= Macneill's road indicator =

Tool for measuring force necessary to draw a carriage

Macneill's Road Indicator was a dynamometer for ascertaining the force necessary to draw a carriage over different kind of roads and pavements. It was developed by John Benjamin Macneill in the late 1820s.

== Prototype ==
Macneill's road indicator was completed according to drawings laid before and authorised by the Parliamentary Commissioners in 1829. It was first used on the road between London and Shrewsbury. A description of and the method of using it was included the Sevent report of the Commissioners(1830).

== Improved version ==

Macneill made further improvement in the road indicator enable it to measure bearing, inclination, time and distance travelled.

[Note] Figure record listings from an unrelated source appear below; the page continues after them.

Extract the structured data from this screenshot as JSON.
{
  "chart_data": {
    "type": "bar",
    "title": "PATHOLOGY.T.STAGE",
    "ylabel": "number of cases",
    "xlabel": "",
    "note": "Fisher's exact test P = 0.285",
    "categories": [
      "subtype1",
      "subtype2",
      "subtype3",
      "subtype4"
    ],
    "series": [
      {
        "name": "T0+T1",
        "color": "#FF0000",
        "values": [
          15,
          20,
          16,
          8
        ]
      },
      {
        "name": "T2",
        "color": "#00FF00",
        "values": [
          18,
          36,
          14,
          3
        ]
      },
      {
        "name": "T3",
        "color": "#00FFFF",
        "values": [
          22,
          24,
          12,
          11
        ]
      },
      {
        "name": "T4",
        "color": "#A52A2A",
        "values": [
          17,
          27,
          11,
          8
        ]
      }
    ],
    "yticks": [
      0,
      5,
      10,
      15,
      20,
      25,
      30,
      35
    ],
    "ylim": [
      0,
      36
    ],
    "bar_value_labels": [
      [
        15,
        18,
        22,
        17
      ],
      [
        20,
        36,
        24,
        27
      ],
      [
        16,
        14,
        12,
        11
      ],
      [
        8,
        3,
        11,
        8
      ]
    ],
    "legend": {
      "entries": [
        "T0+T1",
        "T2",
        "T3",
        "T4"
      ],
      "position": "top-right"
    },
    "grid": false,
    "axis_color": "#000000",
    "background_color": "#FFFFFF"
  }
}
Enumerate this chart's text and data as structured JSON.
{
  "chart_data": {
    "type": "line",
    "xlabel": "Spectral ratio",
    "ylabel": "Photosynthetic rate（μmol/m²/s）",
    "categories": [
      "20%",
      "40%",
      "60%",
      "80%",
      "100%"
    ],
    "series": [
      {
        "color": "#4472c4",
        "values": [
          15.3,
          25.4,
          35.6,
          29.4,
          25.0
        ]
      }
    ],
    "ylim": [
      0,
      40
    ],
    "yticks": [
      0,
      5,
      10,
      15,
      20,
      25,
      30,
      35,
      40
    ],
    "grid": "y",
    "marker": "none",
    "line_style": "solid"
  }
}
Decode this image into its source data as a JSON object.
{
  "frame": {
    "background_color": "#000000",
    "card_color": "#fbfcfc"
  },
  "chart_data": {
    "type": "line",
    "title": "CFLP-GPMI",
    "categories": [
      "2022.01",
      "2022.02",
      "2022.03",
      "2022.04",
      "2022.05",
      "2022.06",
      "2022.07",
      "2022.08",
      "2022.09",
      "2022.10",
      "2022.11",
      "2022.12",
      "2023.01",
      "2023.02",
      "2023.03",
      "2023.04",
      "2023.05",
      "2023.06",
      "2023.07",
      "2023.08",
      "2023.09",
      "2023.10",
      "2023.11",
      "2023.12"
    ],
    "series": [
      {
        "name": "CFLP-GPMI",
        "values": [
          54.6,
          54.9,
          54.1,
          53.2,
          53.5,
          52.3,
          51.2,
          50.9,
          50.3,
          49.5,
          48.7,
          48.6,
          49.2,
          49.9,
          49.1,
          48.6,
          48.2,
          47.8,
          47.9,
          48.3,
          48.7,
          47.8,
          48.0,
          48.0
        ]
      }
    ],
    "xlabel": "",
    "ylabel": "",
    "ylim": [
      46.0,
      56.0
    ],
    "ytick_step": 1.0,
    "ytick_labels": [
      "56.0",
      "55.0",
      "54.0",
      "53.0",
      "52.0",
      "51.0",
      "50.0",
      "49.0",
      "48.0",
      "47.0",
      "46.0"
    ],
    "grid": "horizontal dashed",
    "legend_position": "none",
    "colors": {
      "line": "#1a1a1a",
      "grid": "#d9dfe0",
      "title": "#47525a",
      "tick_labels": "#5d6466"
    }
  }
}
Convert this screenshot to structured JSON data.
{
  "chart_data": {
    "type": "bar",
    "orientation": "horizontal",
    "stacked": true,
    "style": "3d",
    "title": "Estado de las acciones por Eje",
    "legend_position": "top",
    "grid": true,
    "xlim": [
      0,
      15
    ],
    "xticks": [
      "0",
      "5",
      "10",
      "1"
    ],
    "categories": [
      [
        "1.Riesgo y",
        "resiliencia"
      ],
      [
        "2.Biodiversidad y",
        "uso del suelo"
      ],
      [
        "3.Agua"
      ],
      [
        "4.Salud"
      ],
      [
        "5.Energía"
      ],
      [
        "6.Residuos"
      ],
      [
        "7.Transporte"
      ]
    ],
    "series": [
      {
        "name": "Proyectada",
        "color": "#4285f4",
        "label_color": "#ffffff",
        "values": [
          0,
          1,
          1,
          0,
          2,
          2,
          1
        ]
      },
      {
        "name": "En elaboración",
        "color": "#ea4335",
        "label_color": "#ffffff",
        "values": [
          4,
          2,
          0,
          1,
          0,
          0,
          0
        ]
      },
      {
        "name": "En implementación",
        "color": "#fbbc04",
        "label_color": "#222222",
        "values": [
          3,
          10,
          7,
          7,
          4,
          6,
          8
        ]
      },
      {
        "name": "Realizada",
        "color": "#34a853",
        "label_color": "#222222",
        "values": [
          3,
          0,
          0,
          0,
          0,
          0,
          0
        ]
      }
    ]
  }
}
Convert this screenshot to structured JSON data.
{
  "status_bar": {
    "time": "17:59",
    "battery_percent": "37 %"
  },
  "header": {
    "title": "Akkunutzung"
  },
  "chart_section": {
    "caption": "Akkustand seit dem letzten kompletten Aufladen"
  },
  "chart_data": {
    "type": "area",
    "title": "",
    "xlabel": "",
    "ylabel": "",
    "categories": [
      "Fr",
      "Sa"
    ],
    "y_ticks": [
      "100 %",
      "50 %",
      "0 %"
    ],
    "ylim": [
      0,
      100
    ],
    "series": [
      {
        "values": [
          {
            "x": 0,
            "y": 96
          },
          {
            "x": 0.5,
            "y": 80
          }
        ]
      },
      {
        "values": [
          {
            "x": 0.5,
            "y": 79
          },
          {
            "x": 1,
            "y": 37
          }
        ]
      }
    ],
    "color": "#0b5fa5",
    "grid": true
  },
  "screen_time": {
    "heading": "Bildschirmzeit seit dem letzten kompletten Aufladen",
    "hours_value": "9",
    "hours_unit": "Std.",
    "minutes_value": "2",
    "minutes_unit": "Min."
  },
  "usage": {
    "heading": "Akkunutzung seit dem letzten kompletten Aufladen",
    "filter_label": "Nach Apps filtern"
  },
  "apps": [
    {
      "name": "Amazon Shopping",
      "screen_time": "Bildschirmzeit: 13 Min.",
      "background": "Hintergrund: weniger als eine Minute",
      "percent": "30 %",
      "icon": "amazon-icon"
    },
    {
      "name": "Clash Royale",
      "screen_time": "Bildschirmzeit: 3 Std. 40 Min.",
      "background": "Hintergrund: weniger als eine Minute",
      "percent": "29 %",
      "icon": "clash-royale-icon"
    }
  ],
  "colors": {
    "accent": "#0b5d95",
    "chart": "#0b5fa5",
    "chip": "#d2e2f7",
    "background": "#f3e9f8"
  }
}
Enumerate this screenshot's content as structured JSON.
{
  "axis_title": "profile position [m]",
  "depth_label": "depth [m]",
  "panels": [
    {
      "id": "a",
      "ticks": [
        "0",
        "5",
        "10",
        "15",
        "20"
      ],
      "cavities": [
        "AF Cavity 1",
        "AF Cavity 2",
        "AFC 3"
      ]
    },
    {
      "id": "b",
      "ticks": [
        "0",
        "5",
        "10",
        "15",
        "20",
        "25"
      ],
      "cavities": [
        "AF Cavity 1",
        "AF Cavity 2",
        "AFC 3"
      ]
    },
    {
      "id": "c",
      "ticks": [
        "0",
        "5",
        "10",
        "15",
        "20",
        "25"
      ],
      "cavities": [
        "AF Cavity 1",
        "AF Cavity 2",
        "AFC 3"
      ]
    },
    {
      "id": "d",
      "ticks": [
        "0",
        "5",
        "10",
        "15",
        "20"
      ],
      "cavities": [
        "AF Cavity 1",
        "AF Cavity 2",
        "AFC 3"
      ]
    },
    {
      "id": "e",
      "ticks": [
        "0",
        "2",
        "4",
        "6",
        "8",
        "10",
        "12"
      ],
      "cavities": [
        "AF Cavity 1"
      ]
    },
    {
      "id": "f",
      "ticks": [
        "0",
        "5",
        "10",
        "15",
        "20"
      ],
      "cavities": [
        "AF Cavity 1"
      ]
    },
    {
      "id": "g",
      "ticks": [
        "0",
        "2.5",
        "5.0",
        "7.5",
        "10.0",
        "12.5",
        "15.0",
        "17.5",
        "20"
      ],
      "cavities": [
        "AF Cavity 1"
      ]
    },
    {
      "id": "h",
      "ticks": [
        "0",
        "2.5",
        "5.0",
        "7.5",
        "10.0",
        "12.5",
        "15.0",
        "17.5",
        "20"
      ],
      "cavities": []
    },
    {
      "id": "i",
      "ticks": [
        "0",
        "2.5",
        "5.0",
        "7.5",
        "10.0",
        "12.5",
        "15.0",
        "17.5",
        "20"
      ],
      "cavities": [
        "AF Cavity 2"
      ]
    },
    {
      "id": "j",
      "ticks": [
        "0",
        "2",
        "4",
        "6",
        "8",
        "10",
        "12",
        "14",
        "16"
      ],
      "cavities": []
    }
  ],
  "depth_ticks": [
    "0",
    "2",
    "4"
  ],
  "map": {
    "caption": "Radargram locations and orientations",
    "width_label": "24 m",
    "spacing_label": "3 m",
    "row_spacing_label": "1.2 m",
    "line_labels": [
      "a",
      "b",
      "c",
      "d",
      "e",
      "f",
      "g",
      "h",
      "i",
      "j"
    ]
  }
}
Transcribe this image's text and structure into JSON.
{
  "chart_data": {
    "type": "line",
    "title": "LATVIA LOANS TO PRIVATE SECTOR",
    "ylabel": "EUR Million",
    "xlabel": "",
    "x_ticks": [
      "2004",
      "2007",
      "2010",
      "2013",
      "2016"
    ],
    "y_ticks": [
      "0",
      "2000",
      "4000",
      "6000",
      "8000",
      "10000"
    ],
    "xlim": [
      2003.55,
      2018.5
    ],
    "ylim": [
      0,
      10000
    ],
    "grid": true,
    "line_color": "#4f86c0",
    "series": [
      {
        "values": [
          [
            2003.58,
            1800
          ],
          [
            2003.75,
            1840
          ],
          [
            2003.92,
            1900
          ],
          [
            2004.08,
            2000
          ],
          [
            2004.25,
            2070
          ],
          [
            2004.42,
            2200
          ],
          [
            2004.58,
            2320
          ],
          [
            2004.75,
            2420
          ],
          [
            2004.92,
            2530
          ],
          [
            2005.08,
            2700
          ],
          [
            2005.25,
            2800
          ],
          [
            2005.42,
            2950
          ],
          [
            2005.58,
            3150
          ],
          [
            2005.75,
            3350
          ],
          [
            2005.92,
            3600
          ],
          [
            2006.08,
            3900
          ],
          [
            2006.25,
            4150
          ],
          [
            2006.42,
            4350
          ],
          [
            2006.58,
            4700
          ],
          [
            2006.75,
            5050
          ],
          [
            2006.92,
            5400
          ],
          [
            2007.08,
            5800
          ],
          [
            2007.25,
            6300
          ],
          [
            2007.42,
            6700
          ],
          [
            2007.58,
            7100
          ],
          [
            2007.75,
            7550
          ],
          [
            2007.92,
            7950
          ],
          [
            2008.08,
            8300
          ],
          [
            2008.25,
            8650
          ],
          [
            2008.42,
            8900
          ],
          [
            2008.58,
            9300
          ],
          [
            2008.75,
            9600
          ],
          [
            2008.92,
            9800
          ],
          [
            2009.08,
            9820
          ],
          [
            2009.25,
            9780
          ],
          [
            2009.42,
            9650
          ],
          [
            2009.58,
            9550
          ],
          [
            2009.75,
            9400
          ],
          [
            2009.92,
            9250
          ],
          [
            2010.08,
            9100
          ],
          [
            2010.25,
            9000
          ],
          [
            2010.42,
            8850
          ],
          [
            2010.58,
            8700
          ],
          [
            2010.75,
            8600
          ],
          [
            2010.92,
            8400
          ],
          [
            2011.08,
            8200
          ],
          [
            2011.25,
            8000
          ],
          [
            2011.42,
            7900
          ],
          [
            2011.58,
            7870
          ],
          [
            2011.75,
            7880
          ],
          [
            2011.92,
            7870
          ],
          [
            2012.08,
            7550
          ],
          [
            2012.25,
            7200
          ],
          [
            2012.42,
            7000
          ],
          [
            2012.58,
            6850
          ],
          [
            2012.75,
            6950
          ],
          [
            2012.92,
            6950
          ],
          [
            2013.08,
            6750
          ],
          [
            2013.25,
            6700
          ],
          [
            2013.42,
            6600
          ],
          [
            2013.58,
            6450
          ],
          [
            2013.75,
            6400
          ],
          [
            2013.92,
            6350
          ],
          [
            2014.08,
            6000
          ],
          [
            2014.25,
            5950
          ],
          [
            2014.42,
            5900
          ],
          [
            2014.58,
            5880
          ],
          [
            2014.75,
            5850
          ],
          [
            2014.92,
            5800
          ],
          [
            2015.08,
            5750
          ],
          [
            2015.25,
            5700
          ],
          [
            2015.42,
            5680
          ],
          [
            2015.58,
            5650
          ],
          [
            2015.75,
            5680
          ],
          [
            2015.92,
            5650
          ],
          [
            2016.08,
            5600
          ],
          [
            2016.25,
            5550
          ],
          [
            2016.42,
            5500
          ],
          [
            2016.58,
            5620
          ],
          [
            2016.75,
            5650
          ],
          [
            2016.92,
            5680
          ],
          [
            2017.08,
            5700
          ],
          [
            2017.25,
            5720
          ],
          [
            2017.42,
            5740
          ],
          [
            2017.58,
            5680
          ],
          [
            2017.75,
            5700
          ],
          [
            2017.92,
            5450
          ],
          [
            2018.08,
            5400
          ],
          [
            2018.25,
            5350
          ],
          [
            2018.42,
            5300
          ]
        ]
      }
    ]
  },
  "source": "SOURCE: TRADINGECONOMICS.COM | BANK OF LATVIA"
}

In April 1833 it was used in experiments with an iron boat on the Paddington Canal for the purpose of ascertaining the law of resistance, or force of traction, at different degrees of velocity.

It was demonstrated in Regent's Park in presence of Charles Gordon-Lennox, 5th Duke of Richmond and Sir Henry Parnell 18 May 1833, and two days after reported to the select committee of the House of Lords appointed to examine the turnpike returns with description and measured data for the period 1829 - 1832. The experiments showed that the force of traction was nearly in an exact proportion to the hardness of the road.

In 1835 Macneill gave evidence to the House of Common on the relative advantages of the telegraph, elliptical and other springs as regards the draught of carriages.